I am simply trying to use my knowledge about domestic violence to reach out to people and help them understand what happened so maybe we can prevent another unnecessary murder.

  • Like I said before – all “types” of men abuse women.
  • Leaving is the most dangerous time in a domestic violence relationship.  It is when most homicides happen.
  • Babies can often make domestic violence situations worse.
  • Alcohol and drugs can increase the intensity of domestic violence outbursts, but they are not the cause of domestic violence.
  • The best place for a woman to go when leaving an abuser is to a domestic violence shelter – not to a relative’s home.
  • Don’t focus on the abuser’s behavior and if he will “change”.  Focus on what you can control if you are the one being abused.  Get help!

If you or someone you know is being abused, call the National Domestic Violence Hotline:  1-800-799-SAFE.

Please forward this blog post and get the word out.  Let’s try to save a life.



One thought on “The Belcher/Perkins tragedy – No secret in furthering my personal agenda

  1. Did you know that Nov. 25 through Dec. 10 marks the 2012 “16 Days of Activism Against Gender Violence Campaign,” an educational campaign to help raise awareness about domestic violence and resources available to those it impacts?
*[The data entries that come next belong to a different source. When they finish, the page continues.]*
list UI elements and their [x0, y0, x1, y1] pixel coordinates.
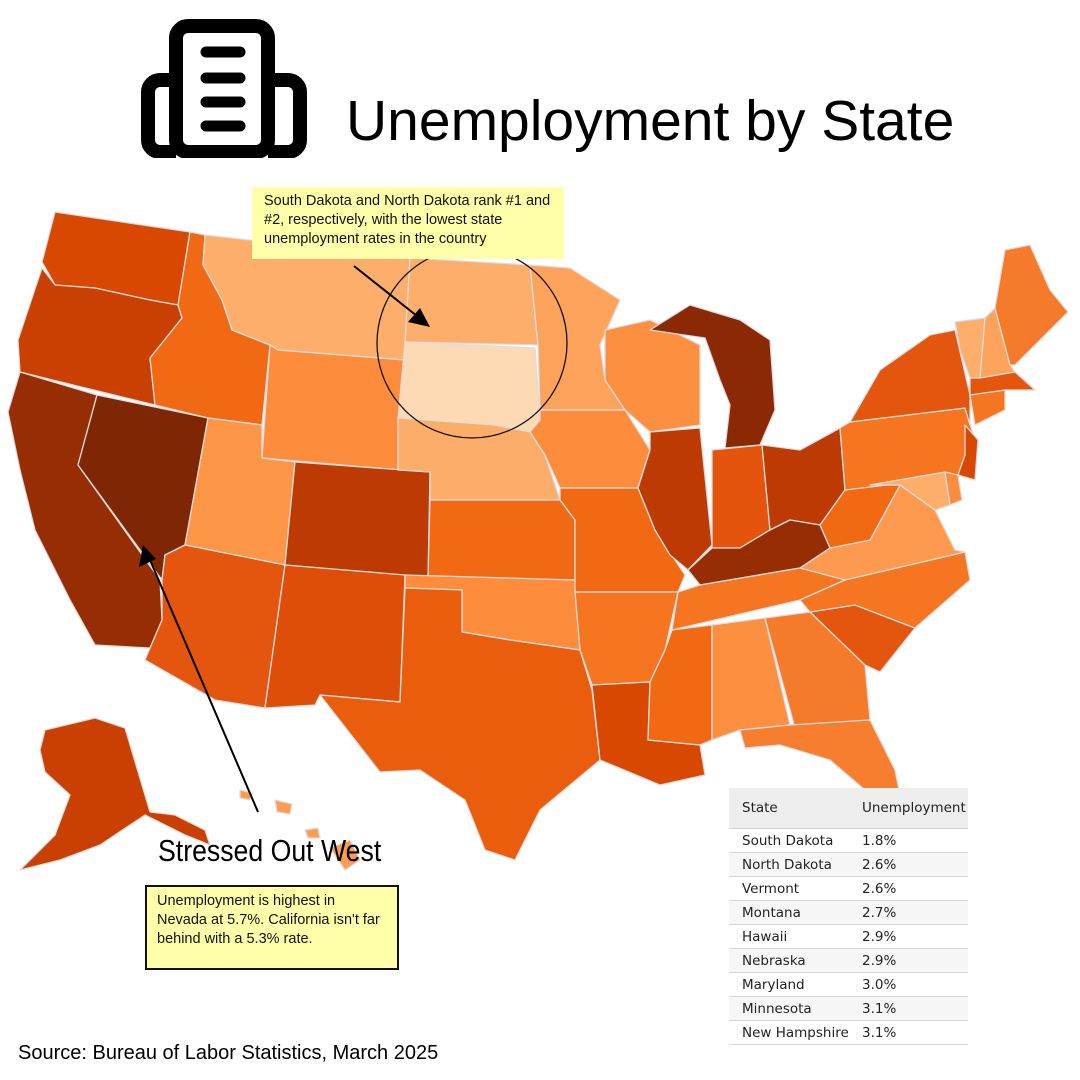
table-cell-rate: 2.7% [849, 900, 968, 925]
state-alaska[interactable] [19, 717, 211, 871]
state-new-york[interactable] [849, 329, 971, 426]
table-cell-state: Vermont [729, 876, 849, 901]
state-florida[interactable] [739, 719, 901, 796]
lowest-unemployment-table: State Unemployment South Dakota 1.8% Nort… [729, 788, 968, 1045]
table-cell-rate: 3.0% [849, 972, 968, 997]
table-row: North Dakota 2.6% [729, 852, 968, 877]
table-cell-rate: 2.6% [849, 852, 968, 877]
table-cell-rate: 3.1% [849, 1020, 968, 1045]
nevada-arrow [149, 559, 259, 813]
state-illinois[interactable] [637, 427, 713, 571]
state-south-dakota[interactable] [397, 341, 541, 433]
table-cell-state: South Dakota [729, 828, 849, 853]
state-new-mexico[interactable] [264, 564, 406, 709]
source-caption: Source: Bureau of Labor Statistics, Marc… [18, 1042, 439, 1064]
state-georgia[interactable] [764, 611, 871, 729]
table-cell-state: North Dakota [729, 852, 849, 877]
state-new-jersey[interactable] [957, 424, 979, 481]
state-arizona[interactable] [144, 544, 286, 709]
table-header-row: State Unemployment [729, 788, 968, 829]
table-cell-rate: 1.8% [849, 828, 968, 853]
table-cell-state: New Hampshire [729, 1020, 849, 1045]
state-connecticut[interactable] [969, 389, 1006, 426]
state-texas[interactable] [319, 587, 601, 861]
nevada-arrow-head [139, 545, 156, 567]
state-vermont[interactable] [954, 317, 986, 379]
table-row: Vermont 2.6% [729, 876, 968, 901]
table-cell-state: Montana [729, 900, 849, 925]
column-header-state[interactable]: State [729, 788, 849, 829]
state-colorado[interactable] [284, 461, 431, 579]
table-cell-state: Minnesota [729, 996, 849, 1021]
table-cell-rate: 2.9% [849, 924, 968, 949]
state-wyoming[interactable] [261, 344, 406, 471]
table-row: Nebraska 2.9% [729, 948, 968, 973]
state-maine[interactable] [994, 244, 1069, 366]
table-row: New Hampshire 3.1% [729, 1020, 968, 1045]
nevada-annotation-note: Unemployment is highest in Nevada at 5.7… [145, 885, 399, 970]
page-title: Unemployment by State [346, 89, 955, 153]
state-north-dakota[interactable] [404, 257, 539, 346]
state-maryland[interactable] [869, 471, 951, 511]
stressed-west-heading: Stressed Out West [158, 833, 382, 868]
dakotas-annotation-note: South Dakota and North Dakota rank #1 an… [252, 187, 564, 259]
table-row: Hawaii 2.9% [729, 924, 968, 949]
table-cell-rate: 3.1% [849, 996, 968, 1021]
table-cell-state: Hawaii [729, 924, 849, 949]
state-hawaii[interactable] [239, 789, 361, 871]
dakotas-arrow [353, 265, 418, 317]
state-kansas[interactable] [427, 499, 576, 581]
building-icon [141, 19, 307, 158]
table-cell-rate: 2.6% [849, 876, 968, 901]
state-new-hampshire[interactable] [979, 307, 1016, 379]
table-row: Montana 2.7% [729, 900, 968, 925]
table-cell-rate: 2.9% [849, 948, 968, 973]
table-row: Minnesota 3.1% [729, 996, 968, 1021]
table-cell-state: Maryland [729, 972, 849, 997]
column-header-unemployment[interactable]: Unemployment [849, 788, 968, 829]
dakotas-arrow-head [408, 308, 430, 327]
table-row: South Dakota 1.8% [729, 828, 968, 853]
table-row: Maryland 3.0% [729, 972, 968, 997]
state-delaware[interactable] [944, 471, 963, 506]
state-indiana[interactable] [711, 444, 771, 549]
table-cell-state: Nebraska [729, 948, 849, 973]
I work at Sprint, and I’m proud to say that we take the safety and security of our employees, customers and other community members very seriously. Whether it comes to domestic violence, Internet safety, distracted driving, wireless availability for low-income Americans or any number of other concerns. Earlier this fall, Sprint was notified that our existing policy regarding early terminations lacked clarity as it related to customers in domestic-violence situations being able to end their current contract. We really took this message to heart and have already updated the existing policy, clarifying this issue. These changes are already being communicated to our Care representatives, and we appreciate the matter being brought to our attention. I work in employee communications and am proud to be able to do a little something to address this issue. Kudos to you, Aimee, for all you’re doing and saying on this subject.